"India are playing superb cricket. I am expecting another whitewash like the one against New Zealand. They (England) should be worried."

Knowing Sourav Ganguly's approach to the game, that statement might have been token acknowledgement of India's form coming into the series. But, on the evidence of what panned over five days in Rajkot, Ganguly, like most fans, misread the quality of this England side.

For the first time since 2012 -- the last time India lost a home Test, incidentally against England -- the home side were thoroughly bossed. Right from the toss -- Kohli's first wrong call as captain in India -- England were ahead in the match, and India were left playing catch up.

Fielders around the bat for Kohli in a role reversal for the Indian captain / BCCI

It all started with Ajinkya Rahane dropping Cook in the very first over of the match. Kohli then put down a tough chance in the 2nd over, Murali Vijay dropped a sitter off Haseeb Hameed in the 6th over.
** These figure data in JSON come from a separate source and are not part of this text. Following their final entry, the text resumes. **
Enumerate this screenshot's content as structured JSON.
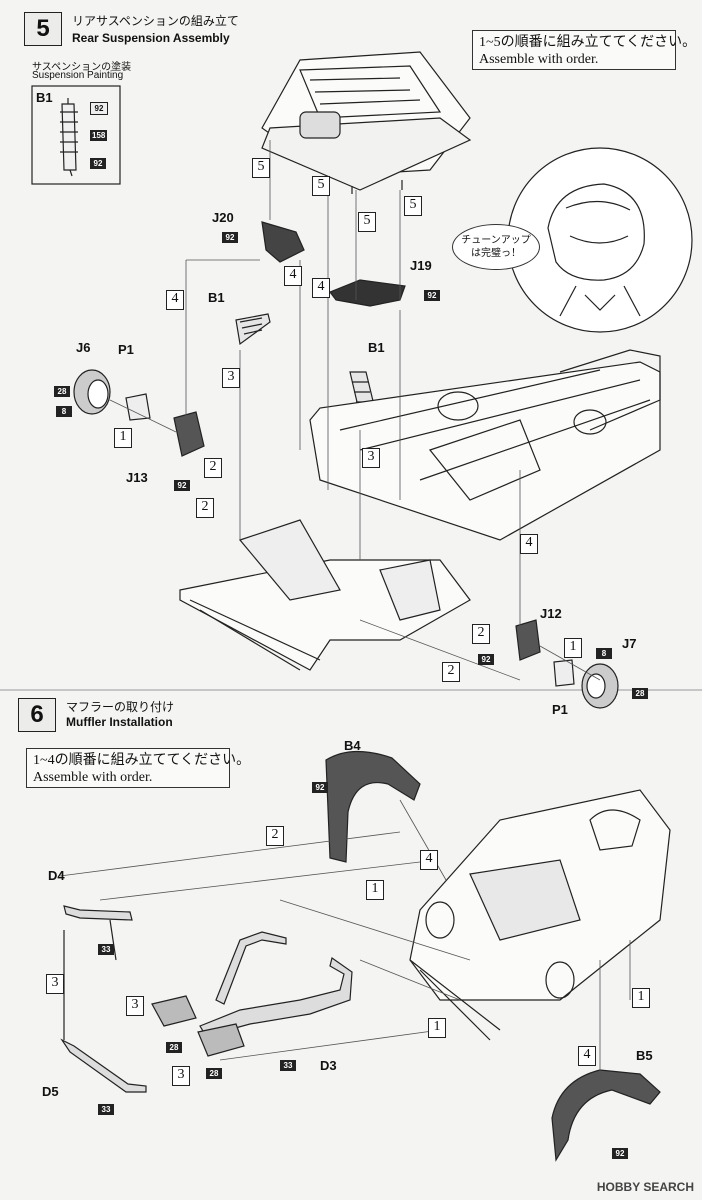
{
  "step5": {
    "number": "5",
    "title_jp": "リアサスペンションの組み立て",
    "title_en": "Rear Suspension Assembly",
    "note_jp": "1~5の順番に組み立ててください。",
    "note_en": "Assemble with order.",
    "painting_jp": "サスペンションの塗装",
    "painting_en": "Suspension Painting",
    "painting_part": "B1",
    "paint_codes": [
      "92",
      "158",
      "92"
    ],
    "character_bubble": [
      "チューンアップ",
      "は完璧っ！"
    ],
    "parts": {
      "j20": "J20",
      "j19": "J19",
      "b1_a": "B1",
      "b1_b": "B1",
      "j6": "J6",
      "p1_a": "P1",
      "j13": "J13",
      "j12": "J12",
      "j7": "J7",
      "p1_b": "P1"
    },
    "paint": {
      "j20": "92",
      "j19": "92",
      "j6_a": "28",
      "j6_b": "8",
      "j13": "92",
      "j12": "92",
      "j7_a": "8",
      "j7_b": "28"
    },
    "order_marks": [
      "5",
      "5",
      "5",
      "5",
      "4",
      "4",
      "4",
      "3",
      "3",
      "2",
      "2",
      "1",
      "4",
      "2",
      "1",
      "2"
    ]
  },
  "step6": {
    "number": "6",
    "title_jp": "マフラーの取り付け",
    "title_en": "Muffler Installation",
    "note_jp": "1~4の順番に組み立ててください。",
    "note_en": "Assemble with order.",
    "parts": {
      "b4": "B4",
      "d4": "D4",
      "d5": "D5",
      "d3": "D3",
      "b5": "B5"
    },
    "paint": {
      "b4": "92",
      "d4": "33",
      "d5": "33",
      "d3": "33",
      "c1": "28",
      "c2": "28",
      "b5": "92"
    },
    "order_marks": [
      "2",
      "4",
      "1",
      "3",
      "3",
      "3",
      "1",
      "1",
      "4"
    ]
  },
  "watermark": "HOBBY SEARCH"
}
That's three dropped chances in the first 30 minutes of a Test match, after losing the toss. Had England lost their openers then, the story of this match could well have been different. And Indian fielders did not stop there. Wriddhiman Saha dropped Ben Stokes twice -- and he added more than 50 runs after those drops. Kohli called for a high catch that he had no business calling for when Stokes, again, offered India a chance.

You can't drop six catches, let the opponents score 538 in the first innings and then expect to make a match out of it. As it transpired, India were lucky enough to get away with the draw.

The shoddiness of India's display wasn't restricted to the first two days either. In England's second innings, though there were no dropped chances as such, the fielding left a lot to be desired. Fielders in the deep were slow to react on more than one occasion, there were plenty of fumbles and misfields even on the fifth morning -- at one point Mohammad Shami ran in the opposite direction to where the ball was hit. Heads dropped, angry looks were exchanged.

The bowlers, expect maybe Jadeja and Ashwin in patches, were largely disappointing as well. A direct comparison to their English counterparts shows the Indian bowlers in fairly poor light. Stuart Broad-Chris Woakes were marginally better than Mohammad Shami-Umesh Yadav, and the dropped catches did not do the latter any favours. The spin trio of England were much more dangerous than their more-vaunted Indian colleagues.

When Cook declared with a target of 310 in around 50 overs, the Indian batsmen almost made a mockery of saving the match, losing six wickets. Only a resolute showing from Kohli and Ravichandran Ashwin -- India's best batsman in this match, both innings combined -- saw India escape with a draw.

BCCI

And to add to the poor display on the field, India showed they are not any good when it comes to using the DRS either. (To be fair, neither did England.) When Cheteshwar Pujara was given out LBW to a ball that pitched outside leg stump, there was not even a discussion between him and the non-striker Vijay over reviewing the call.

Taking nothing away from Alastair Cook's men, it is fair to say that the dominant Indian team of recent times simply failed to turn up in Rajkot.

Kohli, in not so many words, did acknowledge that.

"It is important to convince yourself you can negotiate what's thrown at you. We could have been much better on days one and two. We dropped five catches and that makes a huge difference in Test cricket. England are a side we are not going to take for granted. We need to correct the negatives from here. We need to accept what happened and play better in Vizag."

Call it momentum, call it psychological advantage or moral victory or any other cricketing cliché you want, but England go into Vizag knowing they had India on the mat for five days. They bossed India in their own backyard when everyone was expecting a performance similar to their defeat against Bangladesh.

India did have a few positives -- Pujara continuing his good touch, Vijay coming back to form and Ashwin's evolution as a proper Test batsman will all please the Indian captain but he might still be tempted to add another batsman to the mix in Vizag.

And like Kohli rightly said after the match, India would do well not to take this England side for granted in the reminder of the series. But more importantly, they'd do well to take chances that come their way.

Kohli will only remember too well how costly such sloppy performances in the field can be from the 3-1 drubbing in England a couple of years back.